Ed, groot, kaal, gespierd en onder de tattoos, kijkt vol trots naar zijn pupil Dusan. Drie maanden lang leidde hij de jonge verkaasde Serv, zoals z’n vrienden hem noemen omdat zijn familie uit Servië afkomstig is, op tot sjorder voor Matrans. “Maar het duurt drie jaar voordat je het vak echt onder de knie hebt,’’ vertelt Ed.
Zelf loopt hij al heel wat jaren rond in de Rotterdamse haven en leidde hij honderden mannen op tot sjorder. Een prachtig beroep dat nooit verveeld, aldus de man die het werk al 38 jaar doet. “Het is gewoon geen dag hetzelfde in de Rotterdamse haven. En we hebben een heel verantwoordelijke baan. Zo’n beetje alle producten die je aanschaft zitten in die containers en als wij die niet goed vastzetten, kieperen ze zo in zee en kan het schip kapseizen.’’
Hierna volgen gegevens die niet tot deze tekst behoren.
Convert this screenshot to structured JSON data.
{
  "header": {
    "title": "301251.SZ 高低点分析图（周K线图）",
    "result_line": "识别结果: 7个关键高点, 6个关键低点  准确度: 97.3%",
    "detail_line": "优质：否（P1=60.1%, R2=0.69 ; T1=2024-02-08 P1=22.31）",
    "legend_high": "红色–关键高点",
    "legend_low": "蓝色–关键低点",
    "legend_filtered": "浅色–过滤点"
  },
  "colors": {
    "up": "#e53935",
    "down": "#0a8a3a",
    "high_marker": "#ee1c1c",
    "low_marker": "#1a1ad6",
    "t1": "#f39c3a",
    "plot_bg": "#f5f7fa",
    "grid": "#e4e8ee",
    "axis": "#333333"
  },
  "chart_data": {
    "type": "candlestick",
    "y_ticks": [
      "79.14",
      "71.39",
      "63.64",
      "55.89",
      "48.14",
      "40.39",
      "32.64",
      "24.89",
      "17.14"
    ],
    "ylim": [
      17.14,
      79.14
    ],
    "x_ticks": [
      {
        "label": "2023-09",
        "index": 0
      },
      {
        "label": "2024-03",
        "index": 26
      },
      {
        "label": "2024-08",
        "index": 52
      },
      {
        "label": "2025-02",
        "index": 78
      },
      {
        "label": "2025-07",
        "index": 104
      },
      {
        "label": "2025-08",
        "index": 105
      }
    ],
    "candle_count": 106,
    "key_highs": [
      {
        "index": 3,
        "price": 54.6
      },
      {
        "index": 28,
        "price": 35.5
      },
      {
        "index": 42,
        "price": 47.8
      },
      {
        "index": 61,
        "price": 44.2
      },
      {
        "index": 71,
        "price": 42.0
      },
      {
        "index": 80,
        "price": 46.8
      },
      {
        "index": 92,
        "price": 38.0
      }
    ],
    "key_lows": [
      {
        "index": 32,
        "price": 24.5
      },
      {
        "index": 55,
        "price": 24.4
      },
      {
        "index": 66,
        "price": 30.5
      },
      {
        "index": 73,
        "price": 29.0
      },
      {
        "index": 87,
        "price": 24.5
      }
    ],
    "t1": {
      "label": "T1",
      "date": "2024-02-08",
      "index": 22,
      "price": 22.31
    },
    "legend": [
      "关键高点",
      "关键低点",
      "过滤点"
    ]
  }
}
Wanneer een schip aanmeert in de Rotterdamse haven moeten de sjorders als de wiedeweerga aan boord om de containers te ontdoen van de spanschroeven en lange stalen stangen waarmee ze zitten vastgesjord aan het schip. Eerder kan de kraan de container er niet vanaf tillen. Ed: “Hun veiligheid is het belangrijkst. Het begint al bij de gangway. Zit er geen net omheen, dan gaan we niet aan boord.’’
Eenmaal aan boord blijkt het ook opletten geblazen, want als er ruimen openliggen, kun je zo meters het ruim in mieteren. “Vroeger zijn er zoveel ongelukken gebeurt. Op een gegeven moment ben ik met mijn collega deze opleiding gaan ontwikkelen. Niet alleen om uit te leggen hoe het werkt, maar vooral om de sjorders bewust te maken van de risico’s.’’
Het aantal ongevallen neemt af en Ed wordt zelfs naar Australië gevlogen om daar een presentatie over de sjoropleiding te geven. Ed: “We hebben inmiddels een trainingscentrum gebouwd in de Waalhaven waar een dek van een schip is nagebouwd waar de jongens op kunnen trainen voordat ze het echte werk aan boord gaan doen.’’ Jongens zoals Dusan die door weer en wind dit zware werk willen verrichten.
Dusan legt uit waarom: “Ik ben opgegroeid op Katendrecht en heb zoveel schepen voorbij zien varen. Mijn vader heeft bij een lasbedrijf in de haven gewerkt en ik heb tientallen tewaterlatingen bijgewoond als kind. Dat was altijd een groot feest vroeger.’’
Als klein jongetje weet hij al dat hij ooit in de haven wil werken, toch belandt hij in eerste instantie in de horeca en werkt hij jaren als barman in cafés. Dusan: “Ik wilde gewoon wat met m’n handen doen. Een kantoorbaan is niks voor mij, maar barman wilde ik ook niet mijn hele leven blijven, dus toen ben ik uiteindelijk op internet naar een baan in de haven gaan zoeken en zo kwam ik bij Matrans uit en zag ik dat ze sjorders zochten. Nou dat leek me wel wat.’’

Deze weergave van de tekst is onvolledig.